Am I over-reacting or is this one of the best comments on the future of classical music? Let the younger generation in with their fresh-air creativity and see what happens.

"Mostly Mozart; Mostly Improved" by Anthony Tommasini. It is in the New York Times. I tried to copy the URL but it wouldn't paste. Googling will get it if you want to see.

Some of us (mostly me) tend to cling to the old and never know what the younger musicians are doing. Maybe because we hear too much in public places that just isn't music. At least not to my old ears.

P. S. I couldn't get the URL for "Mostly Mozart". I think I just got it.

http://www.nytimes.com/2013/07/28/arts/music/mostly-mozart-mostly-improved.html?pagewanted=all


----------



## PetrB (Feb 28, 2012)

Great article, exciting activity, and it is all in and around Manhattan, one of the two largest classical music navels of the planet (the other being London.) So what is going on there must be tempered, a little bit, to the more "conservative" centers like, perhaps, Sydney, Australia.

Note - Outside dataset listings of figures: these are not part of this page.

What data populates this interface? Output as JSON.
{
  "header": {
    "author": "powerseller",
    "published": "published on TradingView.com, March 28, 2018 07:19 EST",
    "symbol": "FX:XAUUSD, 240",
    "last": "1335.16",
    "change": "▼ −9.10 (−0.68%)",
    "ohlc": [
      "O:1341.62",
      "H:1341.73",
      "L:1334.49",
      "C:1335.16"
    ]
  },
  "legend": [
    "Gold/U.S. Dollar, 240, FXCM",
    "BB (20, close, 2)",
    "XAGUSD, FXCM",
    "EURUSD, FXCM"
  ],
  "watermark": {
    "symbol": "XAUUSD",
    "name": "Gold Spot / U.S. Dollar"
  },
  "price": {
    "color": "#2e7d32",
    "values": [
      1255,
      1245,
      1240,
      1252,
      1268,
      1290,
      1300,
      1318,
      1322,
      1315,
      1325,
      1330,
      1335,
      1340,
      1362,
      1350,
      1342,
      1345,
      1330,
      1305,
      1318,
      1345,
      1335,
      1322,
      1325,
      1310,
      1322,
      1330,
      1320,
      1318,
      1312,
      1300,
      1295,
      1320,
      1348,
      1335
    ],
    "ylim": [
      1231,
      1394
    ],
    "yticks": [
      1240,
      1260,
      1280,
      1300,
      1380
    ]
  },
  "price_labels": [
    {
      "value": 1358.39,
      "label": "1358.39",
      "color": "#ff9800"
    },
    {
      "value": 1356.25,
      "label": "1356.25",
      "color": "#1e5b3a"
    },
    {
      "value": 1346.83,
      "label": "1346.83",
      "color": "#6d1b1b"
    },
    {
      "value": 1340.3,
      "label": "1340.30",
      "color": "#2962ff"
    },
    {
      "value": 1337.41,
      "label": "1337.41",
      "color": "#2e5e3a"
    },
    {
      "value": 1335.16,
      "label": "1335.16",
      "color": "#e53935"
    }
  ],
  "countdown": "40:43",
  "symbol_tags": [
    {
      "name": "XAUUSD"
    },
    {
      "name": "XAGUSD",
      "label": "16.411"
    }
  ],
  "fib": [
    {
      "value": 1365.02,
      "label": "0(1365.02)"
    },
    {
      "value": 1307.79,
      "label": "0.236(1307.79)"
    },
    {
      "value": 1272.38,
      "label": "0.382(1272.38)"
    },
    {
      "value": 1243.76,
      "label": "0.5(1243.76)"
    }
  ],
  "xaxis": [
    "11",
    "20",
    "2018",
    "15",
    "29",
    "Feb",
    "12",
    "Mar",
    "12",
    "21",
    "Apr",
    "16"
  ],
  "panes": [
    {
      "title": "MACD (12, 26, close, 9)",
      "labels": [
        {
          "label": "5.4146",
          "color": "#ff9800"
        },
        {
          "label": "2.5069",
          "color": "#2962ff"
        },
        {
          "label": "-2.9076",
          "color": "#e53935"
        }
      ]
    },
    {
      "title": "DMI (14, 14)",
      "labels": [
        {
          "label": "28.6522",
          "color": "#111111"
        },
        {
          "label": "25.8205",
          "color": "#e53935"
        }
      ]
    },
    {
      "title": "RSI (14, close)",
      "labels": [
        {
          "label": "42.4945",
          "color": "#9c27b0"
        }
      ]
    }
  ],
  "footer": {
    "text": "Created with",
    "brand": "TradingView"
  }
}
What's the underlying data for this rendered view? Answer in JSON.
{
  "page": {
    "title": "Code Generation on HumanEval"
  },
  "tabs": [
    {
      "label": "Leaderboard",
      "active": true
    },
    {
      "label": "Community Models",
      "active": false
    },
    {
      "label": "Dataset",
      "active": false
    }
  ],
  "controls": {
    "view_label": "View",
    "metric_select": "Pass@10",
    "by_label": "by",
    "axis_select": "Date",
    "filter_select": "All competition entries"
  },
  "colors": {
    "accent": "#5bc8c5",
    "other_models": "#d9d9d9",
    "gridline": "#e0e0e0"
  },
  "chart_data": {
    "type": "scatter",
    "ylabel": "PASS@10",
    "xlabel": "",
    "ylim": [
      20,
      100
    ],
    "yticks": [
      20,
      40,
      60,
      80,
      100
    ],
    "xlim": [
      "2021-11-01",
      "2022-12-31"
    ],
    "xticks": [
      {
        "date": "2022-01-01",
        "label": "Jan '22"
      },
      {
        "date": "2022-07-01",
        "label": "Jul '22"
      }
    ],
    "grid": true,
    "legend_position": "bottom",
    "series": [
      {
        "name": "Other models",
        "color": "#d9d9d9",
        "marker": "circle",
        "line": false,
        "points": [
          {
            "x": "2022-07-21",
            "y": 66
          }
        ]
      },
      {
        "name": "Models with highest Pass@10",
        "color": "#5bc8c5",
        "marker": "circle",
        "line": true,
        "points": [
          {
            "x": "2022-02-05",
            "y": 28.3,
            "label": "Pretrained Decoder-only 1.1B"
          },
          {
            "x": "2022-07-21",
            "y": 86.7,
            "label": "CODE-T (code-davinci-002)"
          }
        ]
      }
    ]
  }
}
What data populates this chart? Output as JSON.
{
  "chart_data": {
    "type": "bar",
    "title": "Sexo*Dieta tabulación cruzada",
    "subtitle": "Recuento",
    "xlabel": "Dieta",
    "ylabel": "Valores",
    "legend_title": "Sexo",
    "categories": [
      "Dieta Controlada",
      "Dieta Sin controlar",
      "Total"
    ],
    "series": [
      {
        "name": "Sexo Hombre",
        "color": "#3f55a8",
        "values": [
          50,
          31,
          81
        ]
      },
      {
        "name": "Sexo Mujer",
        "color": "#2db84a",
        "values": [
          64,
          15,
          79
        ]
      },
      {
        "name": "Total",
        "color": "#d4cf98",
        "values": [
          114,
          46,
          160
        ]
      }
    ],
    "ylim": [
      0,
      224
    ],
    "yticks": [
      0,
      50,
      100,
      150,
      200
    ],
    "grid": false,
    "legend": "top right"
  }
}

The immediacy of sitting nearer the players, and in a smaller venue, is an already known plus -- here proved as very successful, as are the later night venues in a more relaxed setting. 

What is cursorily glossed over is the always problematic far less pay because the audience is smaller, and that old saw about "less pay but really great exposure" for the younger players and composers. Without inflating prices to mega-star level, it might be hoped some further endowments for the smaller and more adventurous venues of such high quality would find their way to those so dedicated to presenting the music in such a fresher and smaller venue.

Nothing sets off older works so well as a well-written contemporary work, and vice verso.... so hats off to this ensemble, its directors, players and composers.


----------